Faced with both the philosophical and practical problems of the ISIS/Daesh, it’s no surprise that world leaders struggle to find effective responses. Repeated bombing raids look good on YouTube and obliterate some key ISIS/Daesh leaders, but remote-controlled military intervention goes only so far. Large numbers of troops on the ground are needed to retake and start to rebuild territory now controlled by the ‘caliphate’, and few states want to commit to that. But can anyone imagine a lasting solution that does not involve ISIS/Daesh being militarily crushed, if not annihilated?

Diplomats and political leaders have no choice but to continue believing that international borders make sense and are a vital part of global security. Yet an increasing amount of what we do in our daily lives whizzes across the Internet in blithe disregard of any such borders.

Down the ages our most basic sense of security has come from feeling safe in our own homes. Now? Not so much. For 99.99 per cent of human history, someone sitting in (say) Canada has not had to worry too much about being directly attacked by someone who hates him in (say) Cambodia. Now that someone in Cambodia can get on the Internet and hack into his Canadian enemy’s computer, or remotely steer a small drone armed with a poison dart through his enemy’s open window.

The former Chief of MI6 Sir John Sawers tackled these policy and moral issues head-on in a speech in London late last year. [Side note: I helped him hone his arguments]:

“Technologies that empower us, empower our enemies. You link to anyone in the world. Anyone in the world links to you.

The good news is that we can track down people like Jihadi John and ensure he can no longer brutalise and murder his captives. The bad news? You and your family are only a couple of clicks away from people who print 3D guns, or make synthetic drugs. Or from ISIS and al-Qaeda and paedophiles, all pumping out disgusting videos and propaganda …”

‘Security’ is all about trade-offs, many of which are implicit or invisible to most people most of the time. If a society faces attacks from disparate but skilled and motivated jihadists, only sophisticated surveillance techniques give the police a chance to intercept them (and even then they may succeed – see the terrible events in Paris). That requires the police and security forces to plunge deep into the planet’s data-oceans and search for patterns that point to suspicious behaviour deserving a closer look. That in turn means that ‘your’ private data swimming around in those global data-oceans in principle can be monitored by intelligence agencies, or by anyone clever enough to do some hacking.
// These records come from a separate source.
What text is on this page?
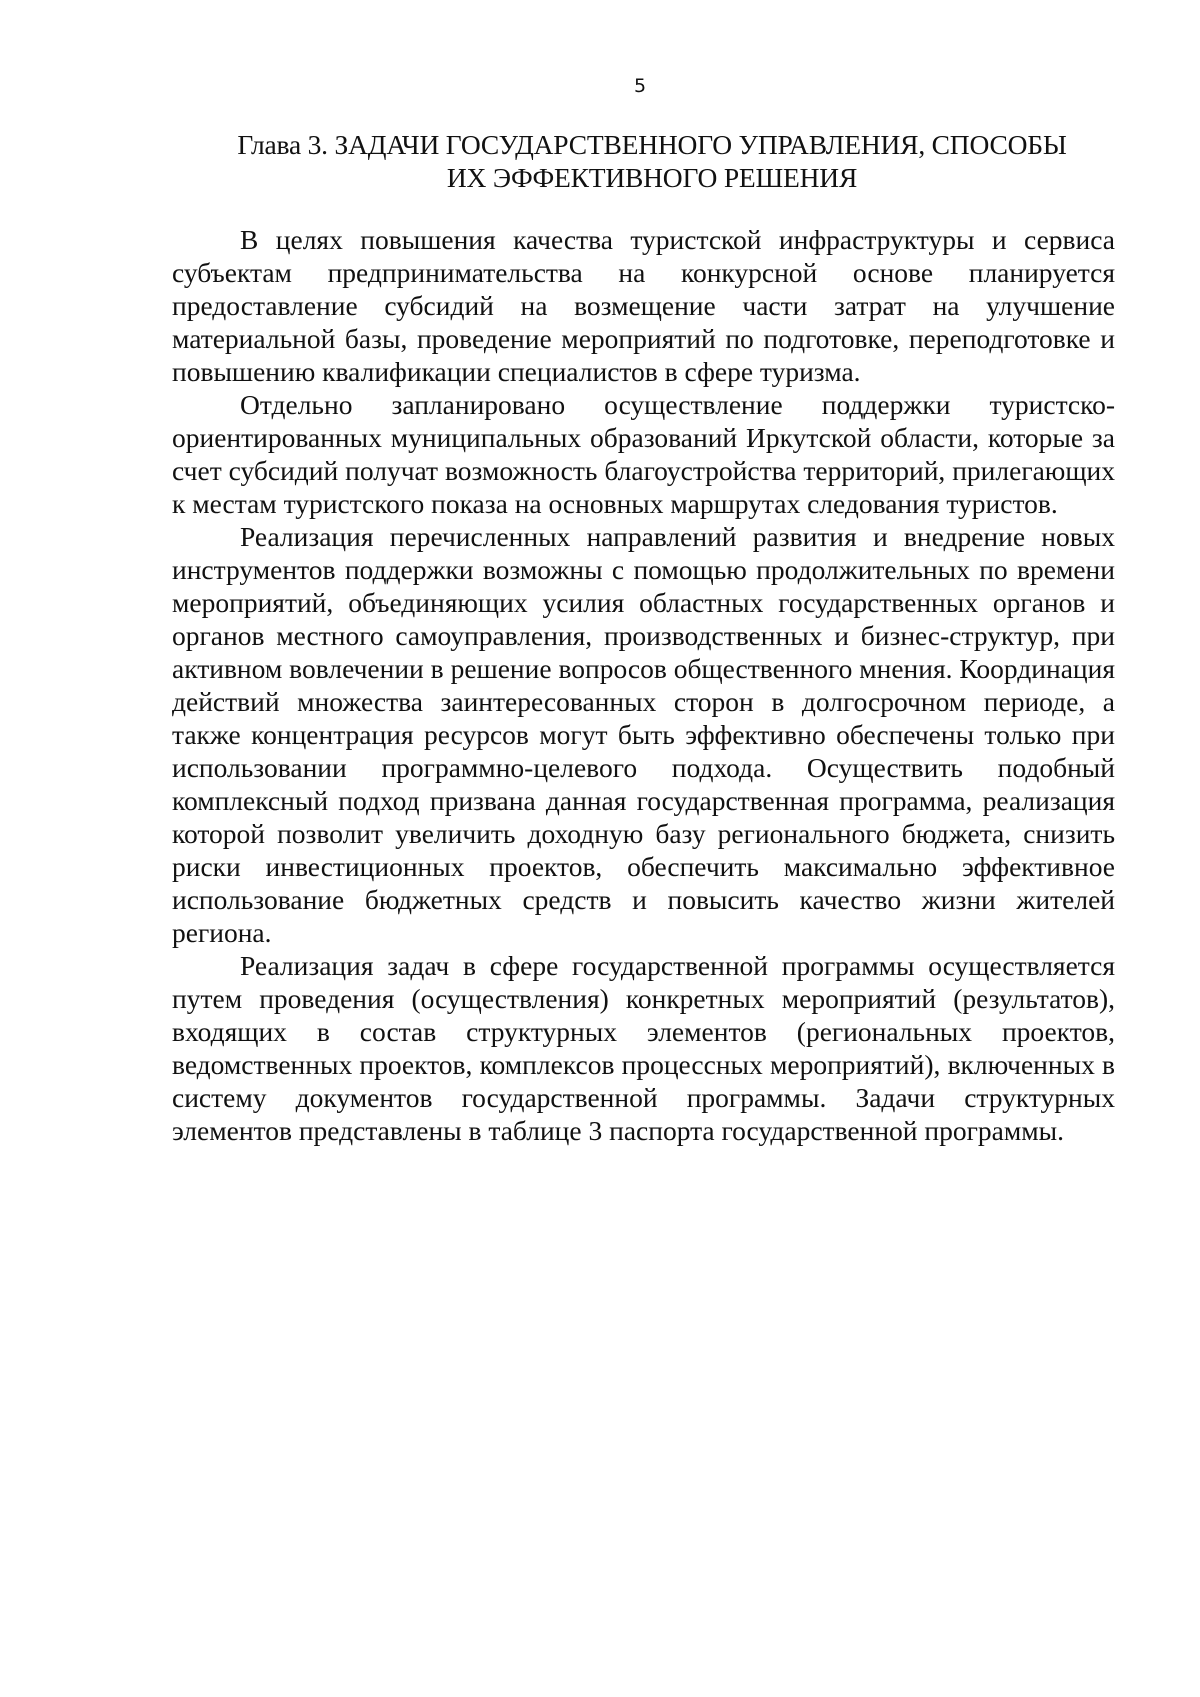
5
Глава 3. ЗАДАЧИ ГОСУДАРСТВЕННОГО УПРАВЛЕНИЯ, СПОСОБЫ
ИХ ЭФФЕКТИВНОГО РЕШЕНИЯ

В целях повышения качества туристской инфраструктуры и сервиса субъектам предпринимательства на конкурсной основе планируется предоставление субсидий на возмещение части затрат на улучшение материальной базы, проведение мероприятий по подготовке, переподготовке и повышению квалификации специалистов в сфере туризма.

Отдельно запланировано осуществление поддержки туристско-ориентированных муниципальных образований Иркутской области, которые за счет субсидий получат возможность благоустройства территорий, прилегающих к местам туристского показа на основных маршрутах следования туристов.

Реализация перечисленных направлений развития и внедрение новых инструментов поддержки возможны с помощью продолжительных по времени мероприятий, объединяющих усилия областных государственных органов и органов местного самоуправления, производственных и бизнес-структур, при активном вовлечении в решение вопросов общественного мнения. Координация действий множества заинтересованных сторон в долгосрочном периоде, а также концентрация ресурсов могут быть эффективно обеспечены только при использовании программно-целевого подхода. Осуществить подобный комплексный подход призвана данная государственная программа, реализация которой позволит увеличить доходную базу регионального бюджета, снизить риски инвестиционных проектов, обеспечить максимально эффективное использование бюджетных средств и повысить качество жизни жителей региона.

Реализация задач в сфере государственной программы осуществляется путем проведения (осуществления) конкретных мероприятий (результатов), входящих в состав структурных элементов (региональных проектов, ведомственных проектов, комплексов процессных мероприятий), включенных в систему документов государственной программы. Задачи структурных элементов представлены в таблице 3 паспорта государственной программы.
Intercepting phone calls and emails sometimes leads to perverse results: the Obama Administration has been embarrassed by revelations that in eavesdropping on senior Israelis it also scooped up telephone conversations of members of the US Congress.

As Sir John explained: “Terrorists are using technology to change their methods and targets. We have to change the way we defend ourselves. You follow terrorists and potential terrorists where they are…

Your choice as free citizens here tonight is unambiguous and unrelenting. You can try to avoid reality. Reality will not try to avoid you.

You can trust the skill and restraint of the people working day and night to protect you. Or you can pray that the people working day and night to destroy our societies don’t hit your town or your family.”

Conclusion? The Internet is collapsing all our instincts about time and distance, and gnawing at institutions built up patiently over centuries based on those common sense instincts. Digitalisation dissolves categories: from physical things such as books, music, films through organisations and organisational principles up to and including states themselves.

As categories fray, so do the rules that define those categories, and the legitimacy of the people setting the rules. And when both rules and the very idea of rules dissolve, you do open the way for agents of chaos.

That may or may not be fair. It won’t allow us much security.